KAMLOOPS – The latest witness in a murder trial told the jury Monday afternoon the man charged with second-degree murder was sketchy, anxious and not very talkative when he drove him and a five-foot-long cooler to an unmarked road near the Halston Bridge sometime in July 2003.
Robert Donald Balbar is charged with second-degree murder in the death of his girlfriend Heather Hamill. He was arrested in 2007 after telling an undercover RCMP officer he beat Hamill to death with a hammer, mallet and sledgehammer before disposing of her body in a cooler by dumping it in the Thompson River. This is the second week of his trial in Kamloops Supreme Court.
Morris Rugolo gave Balbar a ride in a pickup truck at the request of his friend who said Balbar would pay him $50 to take him and the cooler to the Kamloops Indian Reservation.
“I wanted to make some money,” Rugolo said. “Giving someone a ride was an easy job.”
Rugolo said he borrowed his friend’s truck and met a friend he referred to as “Lips” at the Hasty Market on 8 Street. The two drove to an alleyway off Fortune Drive where Balbar (referred to as Smiley) and his cooler were waiting for them.
“I didn’t really know Smiley. I never really met him before,” he said.
Rugolo said Lips got out of the truck and helped Balbar load the cooler into the bed of the truck before taking off on his bicycle. Rugolo then drove Balbar, seated in the passenger side, over the Halston Bridge.
“He wasn’t really talkative at that point,” Rugolo said. “He seemed a little sketchy. Anxious.”
The pair drove down Kootenay Way before Balbar asked Rugolo if he could take the vehicle himself. Rugolo said Balbar told him he was meeting someone who would be anxious about a stranger accompanying him.
“He said he was going to meet somebody,” Rugolo said.
Rugolo said he stepped out of the vehicle before Balbar turned it around and took off toward the river.
About 20 minutes later, Rugolo said Balbar returned but the cooler was gone.
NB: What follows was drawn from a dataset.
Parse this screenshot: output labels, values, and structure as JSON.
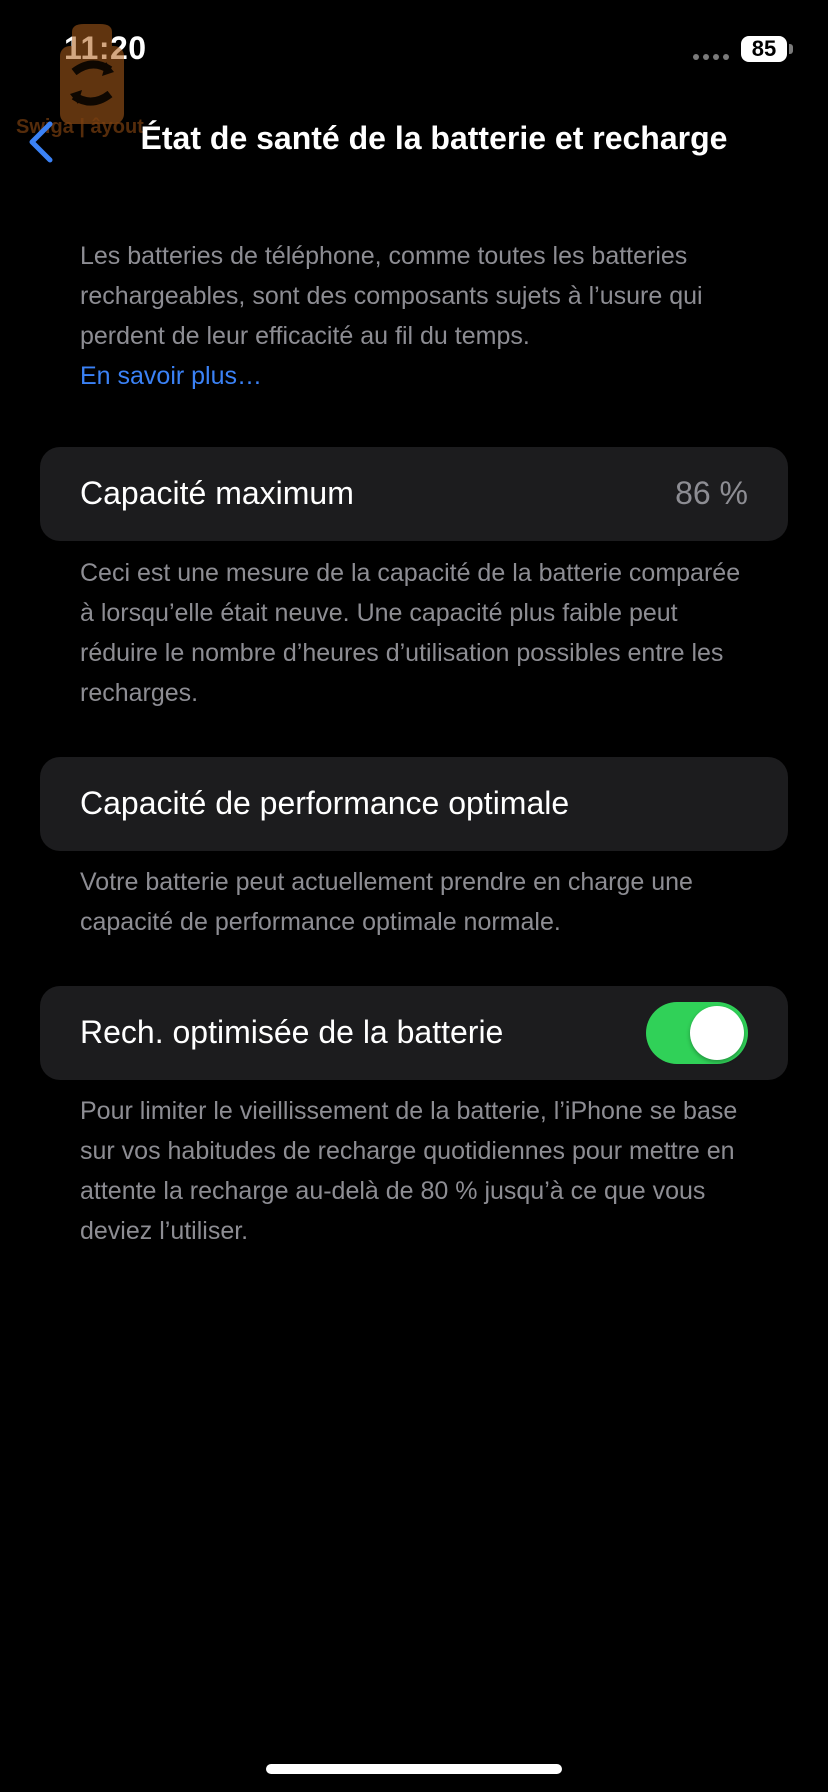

“I figured he made a deal or something,” Rugolo said. “I never looked inside the cooler and I never asked.”
After Balbar returned, Rugolo said Balbar told him he “wished he had more time.”
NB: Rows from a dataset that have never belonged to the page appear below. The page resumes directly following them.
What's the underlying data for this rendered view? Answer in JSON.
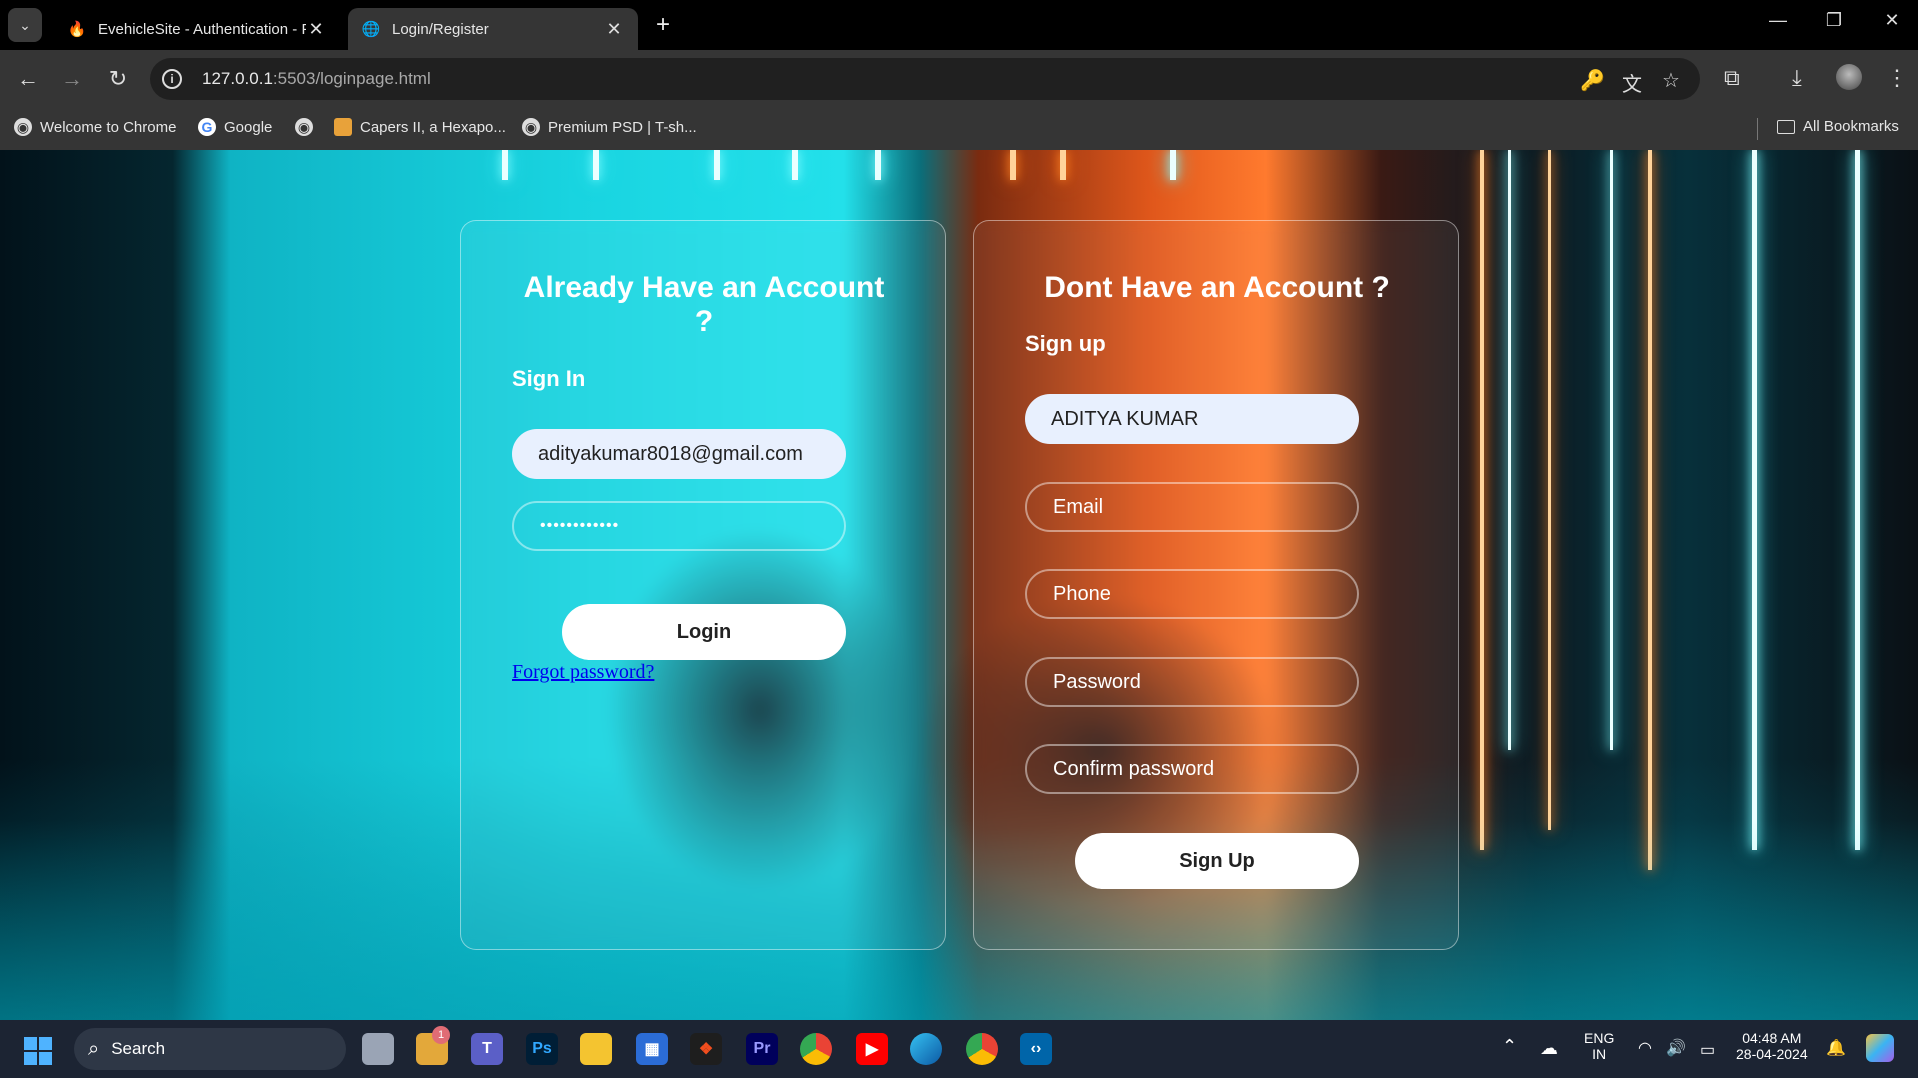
{
  "browser": {
    "tabs": [
      {
        "title": "EvehicleSite - Authentication - F",
        "favicon": "firebase-icon",
        "active": false
      },
      {
        "title": "Login/Register",
        "favicon": "globe-icon",
        "active": true
      }
    ],
    "url_host": "127.0.0.1",
    "url_rest": ":5503/loginpage.html",
    "bookmarks": [
      {
        "label": "Welcome to Chrome",
        "icon": "globe-icon"
      },
      {
        "label": "Google",
        "icon": "google-icon"
      },
      {
        "label": "",
        "icon": "globe-icon"
      },
      {
        "label": "Capers II, a Hexapo...",
        "icon": "bookmark-site-icon"
      },
      {
        "label": "Premium PSD | T-sh...",
        "icon": "globe-icon"
      }
    ],
    "all_bookmarks": "All Bookmarks"
  },
  "signin": {
    "heading": "Already Have an Account ?",
    "subtitle": "Sign In",
    "email_value": "adityakumar8018@gmail.com",
    "password_value": "••••••••••••",
    "login_label": "Login",
    "forgot_label": "Forgot password?"
  },
  "signup": {
    "heading": "Dont Have an Account ?",
    "subtitle": "Sign up",
    "name_value": "ADITYA KUMAR",
    "email_placeholder": "Email",
    "phone_placeholder": "Phone",
    "password_placeholder": "Password",
    "confirm_placeholder": "Confirm password",
    "signup_label": "Sign Up"
  },
  "taskbar": {
    "search_label": "Search",
    "badge_count": "1",
    "lang_top": "ENG",
    "lang_bottom": "IN",
    "time": "04:48 AM",
    "date": "28-04-2024"
  },
  "colors": {
    "tab_active": "#353535",
    "input_filled": "#e8f0fe",
    "link": "#0000ee"
  }
}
“It seemed really odd that he would say that,” Rugolo said. “He was a lot more talkative (when he came back).”
When Rugolo dropped off Balbar he said the accused handed him $13 and told him he would pay the remainder he owed him later.
Earlier in the day, court heard from Corrine Ironside who described herself as Heather Hamill’s best friend.
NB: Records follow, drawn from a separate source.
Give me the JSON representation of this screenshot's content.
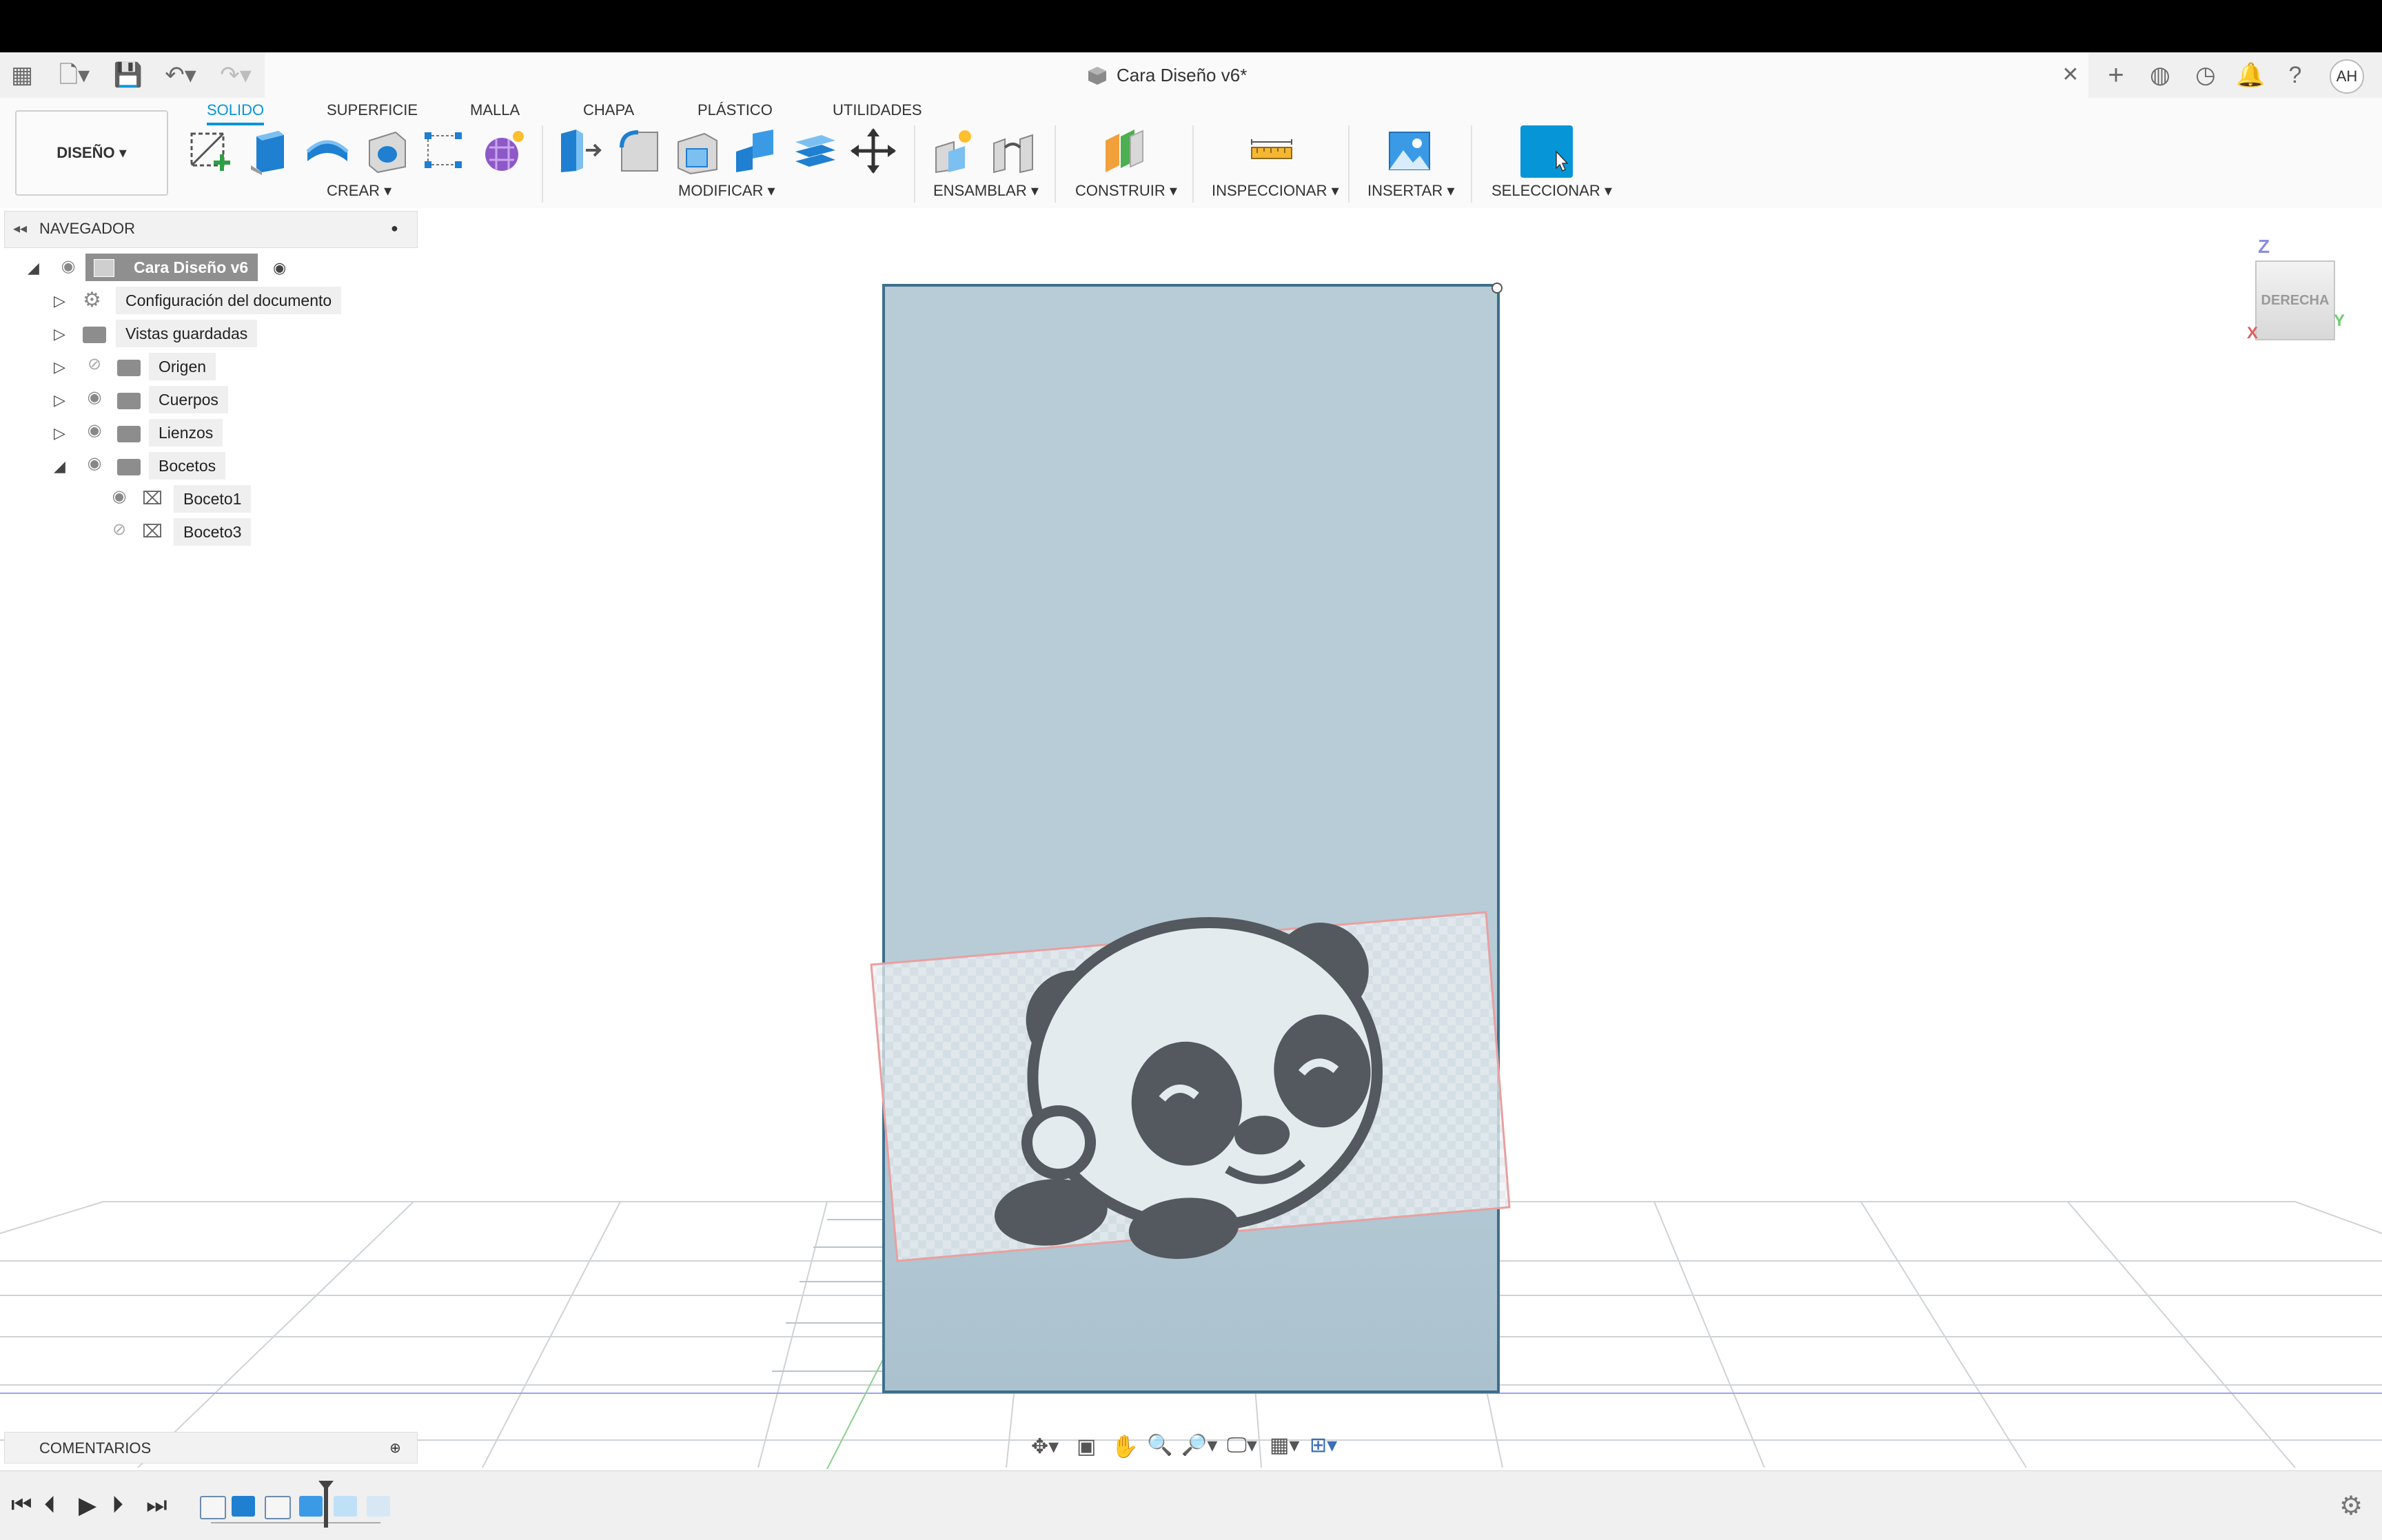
{
  "window": {
    "title": "Cara Diseño v6*"
  },
  "user": {
    "initials": "AH"
  },
  "workspace": {
    "label": "DISEÑO ▾"
  },
  "ribbon": {
    "tabs": [
      {
        "label": "SOLIDO",
        "active": true
      },
      {
        "label": "SUPERFICIE",
        "active": false
      },
      {
        "label": "MALLA",
        "active": false
      },
      {
        "label": "CHAPA",
        "active": false
      },
      {
        "label": "PLÁSTICO",
        "active": false
      },
      {
        "label": "UTILIDADES",
        "active": false
      }
    ],
    "groups": {
      "crear": "CREAR ▾",
      "modificar": "MODIFICAR ▾",
      "ensamblar": "ENSAMBLAR ▾",
      "construir": "CONSTRUIR ▾",
      "inspeccionar": "INSPECCIONAR ▾",
      "insertar": "INSERTAR ▾",
      "seleccionar": "SELECCIONAR ▾"
    },
    "accent_color": "#0696d7"
  },
  "navigator": {
    "title": "NAVEGADOR",
    "root": "Cara Diseño v6",
    "items": [
      {
        "label": "Configuración del documento",
        "icon": "gear-icon"
      },
      {
        "label": "Vistas guardadas",
        "icon": "folder-icon"
      },
      {
        "label": "Origen",
        "icon": "folder-icon",
        "visible": false
      },
      {
        "label": "Cuerpos",
        "icon": "folder-icon",
        "visible": true
      },
      {
        "label": "Lienzos",
        "icon": "folder-icon",
        "visible": true
      },
      {
        "label": "Bocetos",
        "icon": "folder-icon",
        "visible": true,
        "expanded": true
      }
    ],
    "sketches": [
      {
        "label": "Boceto1",
        "visible": true
      },
      {
        "label": "Boceto3",
        "visible": false
      }
    ]
  },
  "comments": {
    "title": "COMENTARIOS"
  },
  "viewcube": {
    "face": "DERECHA",
    "axes": {
      "z": "Z",
      "y": "Y",
      "x": "X"
    }
  },
  "colors": {
    "body_fill": "#b7ccd6",
    "body_edge": "#3e6f8c",
    "canvas_outline": "#e8a0a0",
    "panda_dark": "#53595e"
  }
}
They once shared an apartment on Oak Road on the North Shore together, but that wasn’t all.
“We were born on the same day, same year, same hospital,” Ironside said.
Ironside said they lived together for just a couple of months before she moved to another apartment in the same building with Balbar, who she calls “Smiley.... his nickname. He’s had it for years.”
She told the court Hamill didn’t have a job but worked as prostitute. She had regular clients, but also worked the streets to supply a drug habit. She used drugs every day, Ironside said. On weekends, the two of them would smoke crack and marijuana.
The only time she didn’t use drugs was when she visited her children, Ironside said.
“She lost so much weight... from her drug use,” Ironside said.
Given Hamill’s lifestyle, Ironside said it “wasn’t unusual for her to not be seen for a few days.”
Ironside said Hamill regularly kept in touch when she went away until July 19, 2003 – the last day Ironside saw Hamill alive before her body was discovered in the Thompson River.
The trial will continue Tuesday morning.